One of these was a Raspberry Pi T-cobbler kit, which is essentially a way to extend the GPIO connector outside of a case and plug it into a breadboard for prototyping.
Wiring up simple inputs and outputs to microcontrollers is bread and butter for my projects but I've never actually done this with a Pi. So this morning I pulled the T-cobbler out, soldered it up and did a bit of messing around.
I'm finishing up a project which has a Pi embedded at the moment. It uses a slave Arduino Nano to do most of its interface to the real world and it's going to be properly embedded with the expectation you don't normally have a screen, keyboard or network available.
So despite the presence of the Arduino I want to be able to have some basic control and feedback from the Pi that doesn't rely on anything else working. The python script on the Pi that does the heavy lifting occasionally crashes and while I'm making it more stable some of it is just V4L being flaky rather than anything I can actually fix in my code. At least that's my excuse.
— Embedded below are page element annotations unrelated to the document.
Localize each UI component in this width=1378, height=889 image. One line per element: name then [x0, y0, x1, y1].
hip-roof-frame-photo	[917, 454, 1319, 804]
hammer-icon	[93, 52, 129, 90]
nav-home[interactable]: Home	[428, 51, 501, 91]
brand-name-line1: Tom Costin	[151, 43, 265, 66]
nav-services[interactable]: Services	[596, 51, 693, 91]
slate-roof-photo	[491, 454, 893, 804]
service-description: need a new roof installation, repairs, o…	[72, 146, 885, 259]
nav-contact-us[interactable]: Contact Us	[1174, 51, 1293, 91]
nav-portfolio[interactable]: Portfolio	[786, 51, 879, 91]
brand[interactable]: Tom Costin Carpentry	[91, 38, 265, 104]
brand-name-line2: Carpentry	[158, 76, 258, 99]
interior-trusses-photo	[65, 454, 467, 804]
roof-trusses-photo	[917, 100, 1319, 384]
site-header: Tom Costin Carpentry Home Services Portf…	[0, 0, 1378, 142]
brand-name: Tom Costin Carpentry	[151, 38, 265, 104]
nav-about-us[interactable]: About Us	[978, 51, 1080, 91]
So I want the following directly linked to the Pi.
- Shutdown button so it can be cleanly shut down rather than just yanking the power. No good will come of that eventually. For this I need GPIO really and I'll probably do it like this.
- Status light that shows the state of the main script, again more GPIO.
- One or two buttons to change the state/behaviour of the main script
- Reset button. Easy, just connect a switch to short jumper P6.
What I've done this morning is connect three buttons and an RGB LED to the GPIO. Pushing each button lights up one of the colours of the LED using a simple Python script.
This is easy peasy stuff that anybody could do with a little looking on Google but it's on these foundations that you can build something that actually 'does stuff'.
I took my medical scanner prop to a UKLTA lasertag game yesterday and people cooed over it again. Given the 'cottage industry' the UKLTA has going building guns for the hobby I'm surprised there aren't more things like it floating around. Some of the people there are far more capable at building things than I am. There seem to be a lot of people around who think this stuff is voodoo when if they set their mind to it could actually turn out some really cool stuff.